W 2020 roku PKB Polski skurczy się o 4,6 proc. – wynika z przedstawionych we wtorek letnich prognoz gospodarczych KE. Choć spadek dynamiki będzie nieco większy niż analitycy z Brukseli przewidywali wiosną, to recesja w Polsce ma być najpłytsza w całej UE.
W maju Komisja Europejska prognozowała, że w tym roku gospodarka Polski zmniejszy się o 4,3 proc. Teraz prognozy mówią o spadku o 0,3 punktu procentowego większym. Jednak w porównaniu do innych krajów sytuacja ekonomiczna nad Wisłą ma być względnie dobra.

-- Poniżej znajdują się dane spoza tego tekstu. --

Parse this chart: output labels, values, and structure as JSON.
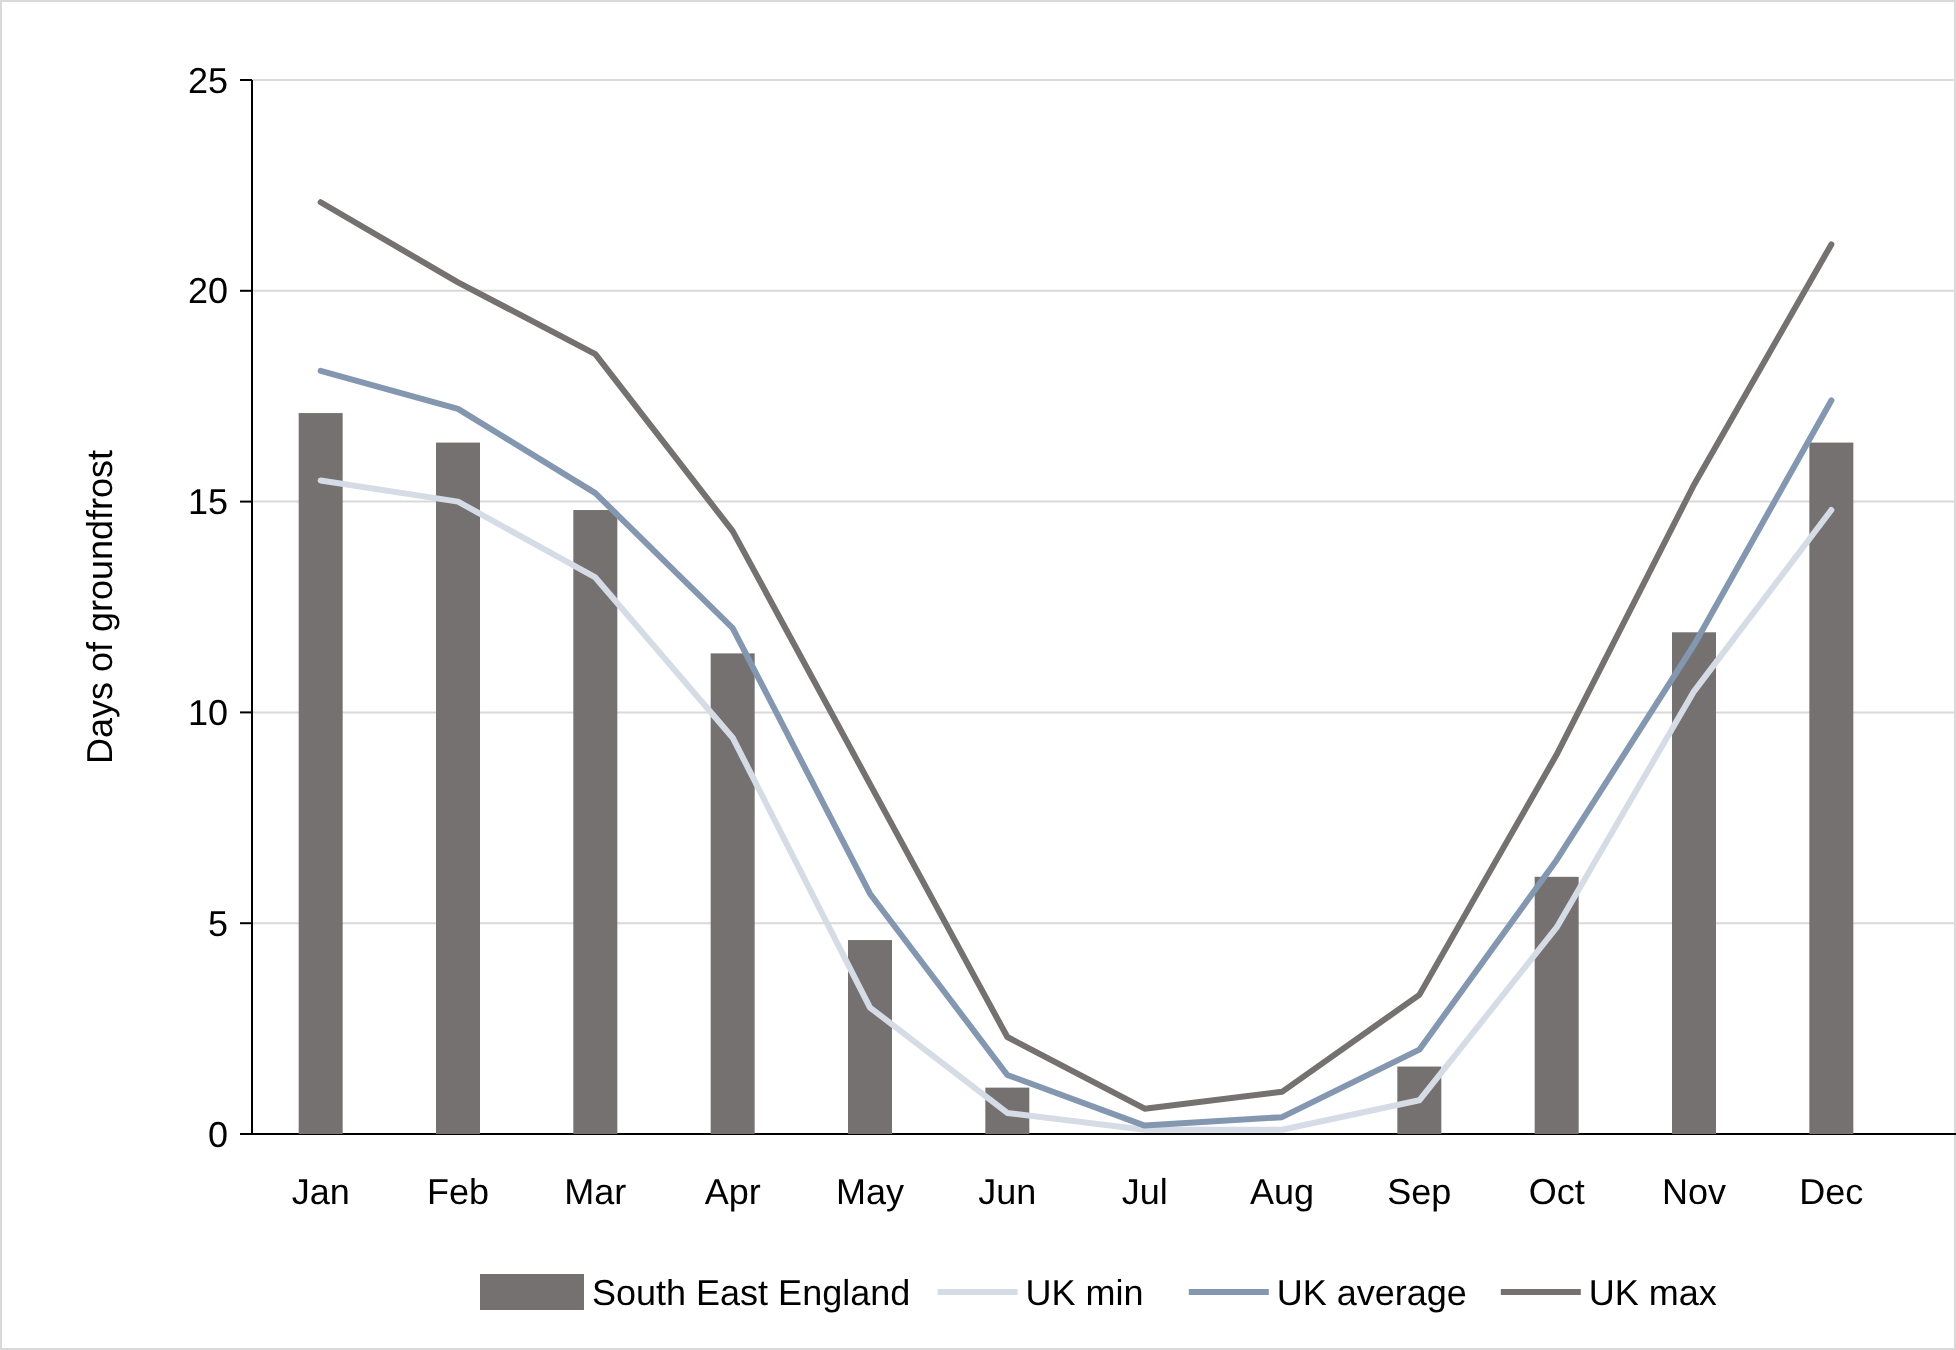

„Polska gospodarka pokazała relatywną odporność w pierwszym kwartale, głównie przez jej niską ekspozycję na sektory dotknięte trudnościami i zróżnicowaną strukturę ekonomiczną”
– czytamy w prognozie.
PKB strefy euro ma w tym roku spaść o 8,7 proc. Tu KE również zrewidowała negatywnie swoje wcześniejsze przewidywania. W maju zakładano, że spadek PKB w eurolandzie wyniesie 7,7 proc.
W przyszłym roku zarówno w Polsce jak i w strefie euro ma nastąpić odbicie. Nie będzie ono jednak na tyle mocne, żeby nadrobić straty z bieżącego roku. W Polsce PKB w 2021 roku ma wzrosnąć o 4,3 proc., natomiast w eurolandzie o 6,1 proc.